The name of the plant isn't important but the insects are. Looking carefully at your photos, I can see mealybugs in several places in all three. They're notoriously hard to to get rid of completely. What stormy said about your plant having botrytis is true too.

This may not be the advice you want but I'd toss the plant, and soil too, into the garbage. Scrub the container, if you want to keep it, throughly and rinse with some bleach in water to make sure all mealybug eggs are destroyed. Any special or expenexpensive with firm or tough leaves (like yours), I'd first isolate far from other plants or outside and then treat it with horticultural oil or neem oil. I've found that only oil will penetrate the waxy coverings of mealybugs to kill them. Treatment needs to be repeated in a couple of weeks when any eggs that might've been miss hatch. Even after that, the plant needs checking every week until you're sure all mealybugs are truly gone.

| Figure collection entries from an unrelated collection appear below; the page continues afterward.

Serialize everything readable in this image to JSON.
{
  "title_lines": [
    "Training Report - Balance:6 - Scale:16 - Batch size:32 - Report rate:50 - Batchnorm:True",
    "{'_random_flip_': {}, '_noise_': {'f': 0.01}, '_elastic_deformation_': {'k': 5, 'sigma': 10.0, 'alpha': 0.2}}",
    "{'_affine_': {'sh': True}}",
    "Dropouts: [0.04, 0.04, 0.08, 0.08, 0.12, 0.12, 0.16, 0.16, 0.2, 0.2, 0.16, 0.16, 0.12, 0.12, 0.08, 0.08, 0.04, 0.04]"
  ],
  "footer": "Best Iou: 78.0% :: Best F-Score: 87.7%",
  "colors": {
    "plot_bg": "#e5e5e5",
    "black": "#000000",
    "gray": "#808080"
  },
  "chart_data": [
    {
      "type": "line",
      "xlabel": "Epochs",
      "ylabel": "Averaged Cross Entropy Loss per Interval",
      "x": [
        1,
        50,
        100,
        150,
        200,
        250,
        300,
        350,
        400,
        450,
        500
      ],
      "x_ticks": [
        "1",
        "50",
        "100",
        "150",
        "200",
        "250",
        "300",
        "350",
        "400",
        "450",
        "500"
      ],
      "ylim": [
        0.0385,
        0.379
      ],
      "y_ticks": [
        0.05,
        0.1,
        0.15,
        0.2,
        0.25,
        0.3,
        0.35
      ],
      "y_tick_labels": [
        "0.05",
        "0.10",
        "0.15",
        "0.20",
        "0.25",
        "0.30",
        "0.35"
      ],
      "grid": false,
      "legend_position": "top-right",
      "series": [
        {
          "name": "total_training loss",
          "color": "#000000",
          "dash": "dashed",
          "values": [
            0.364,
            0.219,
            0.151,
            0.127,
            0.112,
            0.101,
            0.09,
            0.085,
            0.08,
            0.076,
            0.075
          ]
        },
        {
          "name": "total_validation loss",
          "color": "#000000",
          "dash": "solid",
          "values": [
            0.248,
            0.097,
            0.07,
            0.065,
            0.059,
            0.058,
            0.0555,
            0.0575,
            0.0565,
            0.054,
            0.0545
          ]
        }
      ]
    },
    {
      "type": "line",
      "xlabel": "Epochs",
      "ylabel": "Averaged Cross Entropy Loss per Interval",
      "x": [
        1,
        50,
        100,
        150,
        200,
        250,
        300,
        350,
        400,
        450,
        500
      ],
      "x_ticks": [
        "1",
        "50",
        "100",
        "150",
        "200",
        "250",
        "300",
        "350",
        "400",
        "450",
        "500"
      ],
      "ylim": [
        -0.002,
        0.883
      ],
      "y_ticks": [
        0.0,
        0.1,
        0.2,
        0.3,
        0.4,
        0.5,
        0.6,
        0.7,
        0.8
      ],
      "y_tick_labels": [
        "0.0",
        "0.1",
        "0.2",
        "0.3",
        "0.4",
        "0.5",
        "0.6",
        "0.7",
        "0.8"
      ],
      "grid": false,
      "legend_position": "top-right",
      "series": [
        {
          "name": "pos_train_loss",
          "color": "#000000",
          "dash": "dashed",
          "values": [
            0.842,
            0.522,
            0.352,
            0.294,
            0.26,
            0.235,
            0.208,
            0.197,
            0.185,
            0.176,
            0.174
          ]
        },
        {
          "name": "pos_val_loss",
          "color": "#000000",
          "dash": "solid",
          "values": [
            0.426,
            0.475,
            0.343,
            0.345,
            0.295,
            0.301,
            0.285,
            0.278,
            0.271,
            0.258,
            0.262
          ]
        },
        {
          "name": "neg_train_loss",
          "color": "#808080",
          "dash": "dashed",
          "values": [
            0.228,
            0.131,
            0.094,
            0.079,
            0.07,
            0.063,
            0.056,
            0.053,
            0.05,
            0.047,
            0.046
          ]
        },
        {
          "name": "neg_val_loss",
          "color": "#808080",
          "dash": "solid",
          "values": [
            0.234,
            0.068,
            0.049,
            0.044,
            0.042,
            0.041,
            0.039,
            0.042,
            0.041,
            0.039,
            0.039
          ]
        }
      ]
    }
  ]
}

Often sites mention isopropyl alcohol or insecticidal soaps being effective against mealybugs. I honestly never have found them effective. I foolishly bought a plant one time and didn't put it by itself away from my other plants for a couple of weeks. (It's recommended to do so in case it may have any disease or insect not yet showing.) It had mealybugs and when it became evident, they'd started spreading to plants next to it. I vainly used both alcohol and insecticidal soap - thoroughly too - but fought a losing battle. Eggs and insects can hide in the space where leaf joins stem, in the soil, under the pot rim and in cracks in your windowsill. When you think you've got rid of them, you find them showing up again after a few weeks. Of all insects, I hate them just a little less than the blood-sucking ones.

Your coleus (the middle photo) has soft easily bruised leaves. Treatment for mealybugs will damage the leaves and plant beyond recovery. I would also dispose of it and replace it. They're not expensive or hard to find.

Sorry to be such a downer but mealybugs are the devil to get rid o!

  • I ended up using a pesticide that's injected into the dirt with a syringe, and it pretty much killed them off. Today the plant is still alive, though with less leaves.